According to a recent study, the startup cost of new businesses averages around $30,000. Thus, many financial advisors have recommended that newly established companies should use their startup funds wisely. They do not only indicate saving up but also imply setting one’s financial priorities well.
Since startup financial resources are hard to come by, establishing important purchase decisions in your business is crucial in order to achieve a successful business launch.
Here are 6 money pits every startup businesses can avoid.
1. Subscription-based services
Paying for subscription-based services might appear to give a significant contribution to your business. However, spending your financial resources for them is unnecessary. That is because there are other better options available including project management software programs that are offered at a cheaper rate or as a free alternative. You can start your operations with these economical options and later transition to a paid solution when you can afford it.
2. Non-measurable outreach endeavors
Whether it is branding, marketing, or PR, if the results of your efforts cannot be measured then you shouldn’t spend the fund. At times when your budget is tight, your expenses should focus on those that can certainly build your business. If you want to know about endeavors that can help your business more, click here.
3. Employment of staffs
According to Paul Graham, a renowned tech investor, hiring a lot of staffs in your start-up is one way to misspend funds. It does not only add up to your expenses but also slows down your progress. Since adding staff requires you to carry out recruitment and training, it means you will be spending your time on it instead of heavily focusing on your business.
It is ideal to start with only the necessary number of employees. Most newly established businesses are better off aiming and focusing on marketing or sales and product development before hiring many employees. For your start-up, you should go for contractors, freelancers, and interns.

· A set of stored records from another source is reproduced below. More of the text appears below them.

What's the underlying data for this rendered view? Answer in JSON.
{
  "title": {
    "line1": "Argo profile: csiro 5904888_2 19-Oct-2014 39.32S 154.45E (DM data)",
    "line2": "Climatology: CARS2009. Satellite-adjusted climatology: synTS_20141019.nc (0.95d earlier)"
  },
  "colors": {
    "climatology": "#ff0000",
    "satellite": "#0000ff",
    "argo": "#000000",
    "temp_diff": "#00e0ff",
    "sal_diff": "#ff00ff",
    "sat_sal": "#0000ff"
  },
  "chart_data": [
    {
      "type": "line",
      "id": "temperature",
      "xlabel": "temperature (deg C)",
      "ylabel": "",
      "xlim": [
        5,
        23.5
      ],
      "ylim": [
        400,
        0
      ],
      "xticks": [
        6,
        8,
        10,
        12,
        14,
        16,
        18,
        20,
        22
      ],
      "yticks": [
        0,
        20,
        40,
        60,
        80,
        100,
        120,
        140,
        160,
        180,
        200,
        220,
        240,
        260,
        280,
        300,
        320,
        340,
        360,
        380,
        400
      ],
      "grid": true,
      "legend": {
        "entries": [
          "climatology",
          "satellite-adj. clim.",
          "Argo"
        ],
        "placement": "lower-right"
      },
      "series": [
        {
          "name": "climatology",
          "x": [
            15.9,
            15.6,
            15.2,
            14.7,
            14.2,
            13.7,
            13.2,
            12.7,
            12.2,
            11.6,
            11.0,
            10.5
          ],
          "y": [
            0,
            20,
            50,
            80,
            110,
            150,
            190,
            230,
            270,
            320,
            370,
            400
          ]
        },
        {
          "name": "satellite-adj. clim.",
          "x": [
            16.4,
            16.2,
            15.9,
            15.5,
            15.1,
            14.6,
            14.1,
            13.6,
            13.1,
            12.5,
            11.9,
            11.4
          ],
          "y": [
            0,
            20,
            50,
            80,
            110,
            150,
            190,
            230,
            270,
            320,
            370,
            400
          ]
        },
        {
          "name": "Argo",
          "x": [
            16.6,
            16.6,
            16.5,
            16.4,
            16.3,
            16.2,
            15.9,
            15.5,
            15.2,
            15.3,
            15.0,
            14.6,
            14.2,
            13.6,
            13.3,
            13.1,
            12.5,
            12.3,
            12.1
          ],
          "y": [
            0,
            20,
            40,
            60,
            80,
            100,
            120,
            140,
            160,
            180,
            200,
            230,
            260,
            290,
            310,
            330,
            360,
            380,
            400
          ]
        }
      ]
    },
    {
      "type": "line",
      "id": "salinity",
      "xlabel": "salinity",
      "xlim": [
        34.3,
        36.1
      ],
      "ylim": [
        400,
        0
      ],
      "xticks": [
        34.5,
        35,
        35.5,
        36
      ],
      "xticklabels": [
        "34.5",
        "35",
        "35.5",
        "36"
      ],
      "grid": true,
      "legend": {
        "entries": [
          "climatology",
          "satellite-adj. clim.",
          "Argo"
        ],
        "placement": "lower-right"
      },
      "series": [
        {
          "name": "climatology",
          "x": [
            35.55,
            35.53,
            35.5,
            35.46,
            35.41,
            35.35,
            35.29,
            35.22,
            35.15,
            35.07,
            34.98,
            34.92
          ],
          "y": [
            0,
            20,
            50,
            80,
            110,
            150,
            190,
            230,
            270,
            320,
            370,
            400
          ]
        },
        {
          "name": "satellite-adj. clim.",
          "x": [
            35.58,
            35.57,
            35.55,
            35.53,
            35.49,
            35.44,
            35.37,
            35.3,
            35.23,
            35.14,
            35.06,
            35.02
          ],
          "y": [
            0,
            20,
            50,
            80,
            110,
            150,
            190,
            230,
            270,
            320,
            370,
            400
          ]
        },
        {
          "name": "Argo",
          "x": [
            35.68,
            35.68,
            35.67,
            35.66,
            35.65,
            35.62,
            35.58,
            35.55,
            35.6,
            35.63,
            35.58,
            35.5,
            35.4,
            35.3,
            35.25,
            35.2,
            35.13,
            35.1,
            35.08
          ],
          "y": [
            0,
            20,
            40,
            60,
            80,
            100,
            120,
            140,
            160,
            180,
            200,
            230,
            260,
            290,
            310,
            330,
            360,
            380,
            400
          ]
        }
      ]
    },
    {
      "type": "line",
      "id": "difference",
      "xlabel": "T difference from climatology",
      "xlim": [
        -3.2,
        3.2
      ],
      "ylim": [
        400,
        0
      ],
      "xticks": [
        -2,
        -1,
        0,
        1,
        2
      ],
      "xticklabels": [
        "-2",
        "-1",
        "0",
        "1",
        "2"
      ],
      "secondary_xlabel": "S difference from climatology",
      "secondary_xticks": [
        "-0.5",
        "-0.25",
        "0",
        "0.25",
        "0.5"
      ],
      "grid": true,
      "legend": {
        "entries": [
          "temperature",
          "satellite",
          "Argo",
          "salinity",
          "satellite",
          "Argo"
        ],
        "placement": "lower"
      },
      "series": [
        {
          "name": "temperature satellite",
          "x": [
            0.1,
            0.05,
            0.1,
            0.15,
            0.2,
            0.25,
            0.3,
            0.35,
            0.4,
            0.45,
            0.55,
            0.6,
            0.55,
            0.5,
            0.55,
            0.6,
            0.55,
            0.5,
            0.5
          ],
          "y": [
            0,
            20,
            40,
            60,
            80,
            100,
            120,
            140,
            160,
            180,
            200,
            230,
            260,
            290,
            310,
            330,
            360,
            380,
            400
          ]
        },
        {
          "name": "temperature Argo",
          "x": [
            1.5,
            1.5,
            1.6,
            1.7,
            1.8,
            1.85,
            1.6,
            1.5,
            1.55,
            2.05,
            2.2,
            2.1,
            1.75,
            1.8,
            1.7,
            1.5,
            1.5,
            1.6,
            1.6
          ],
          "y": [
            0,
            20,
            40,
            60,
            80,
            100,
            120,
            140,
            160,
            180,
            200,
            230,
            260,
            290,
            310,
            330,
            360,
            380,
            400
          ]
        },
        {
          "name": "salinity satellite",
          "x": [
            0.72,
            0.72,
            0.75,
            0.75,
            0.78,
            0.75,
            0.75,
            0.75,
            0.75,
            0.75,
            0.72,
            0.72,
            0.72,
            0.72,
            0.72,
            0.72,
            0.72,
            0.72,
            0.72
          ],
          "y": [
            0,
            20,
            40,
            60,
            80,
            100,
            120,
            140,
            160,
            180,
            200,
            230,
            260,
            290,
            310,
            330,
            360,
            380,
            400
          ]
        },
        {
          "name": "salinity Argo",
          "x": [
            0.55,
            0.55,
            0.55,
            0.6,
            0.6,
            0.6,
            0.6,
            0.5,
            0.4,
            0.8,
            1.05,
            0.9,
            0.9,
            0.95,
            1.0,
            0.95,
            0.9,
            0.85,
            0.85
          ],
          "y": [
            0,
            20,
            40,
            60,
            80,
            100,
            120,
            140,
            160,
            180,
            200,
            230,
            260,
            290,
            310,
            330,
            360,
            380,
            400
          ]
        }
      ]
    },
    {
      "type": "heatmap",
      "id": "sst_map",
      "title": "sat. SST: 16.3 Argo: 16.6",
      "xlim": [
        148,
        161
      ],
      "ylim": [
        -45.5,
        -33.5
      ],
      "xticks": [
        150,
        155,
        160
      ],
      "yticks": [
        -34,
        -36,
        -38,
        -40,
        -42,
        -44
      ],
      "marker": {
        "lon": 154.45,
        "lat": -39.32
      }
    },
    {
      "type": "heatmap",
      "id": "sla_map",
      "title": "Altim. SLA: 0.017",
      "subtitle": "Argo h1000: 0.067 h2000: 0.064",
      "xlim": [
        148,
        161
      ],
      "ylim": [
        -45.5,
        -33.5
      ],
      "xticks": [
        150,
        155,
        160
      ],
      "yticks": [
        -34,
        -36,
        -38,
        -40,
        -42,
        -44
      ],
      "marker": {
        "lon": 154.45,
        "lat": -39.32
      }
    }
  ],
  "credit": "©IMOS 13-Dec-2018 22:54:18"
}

4. Extravagant business trips or parties
According to some financial fitness advisors, most newly established businesses fail because they have wasted their money for unnecessary lavish social events. It has been considered as a golden role to not spend your start-up funds on expensive business trips and parties. A young company cannot afford this luxury. You can simply attend social events that require lesser costs.
5. Paid email marketing lists and social media followers
Not only are paid email marketing lists and social media followers a scam, but they are also not effective methods of building your customer base. They may help your business look as if it has many followers and attract some people. However, this is considered as a risky strategy since the possibility of actually appealing to the customers is usually low.
6. Expensive shipping costs
Most business intelligence analysts believe that young companies should not be spending their money on expensive shipping expenses. If shipping is really needed for your business, you can cut down your expenses by supporting free packaging programs.
Each business is unique, thus requiring different tools and necessities at different times. If finance and budget are not your strong suit, it is important to have someone who can help you make smart decisions. Once you can understand the right way to spend money on things that are truly essential, your business can be positioned for a long-term success.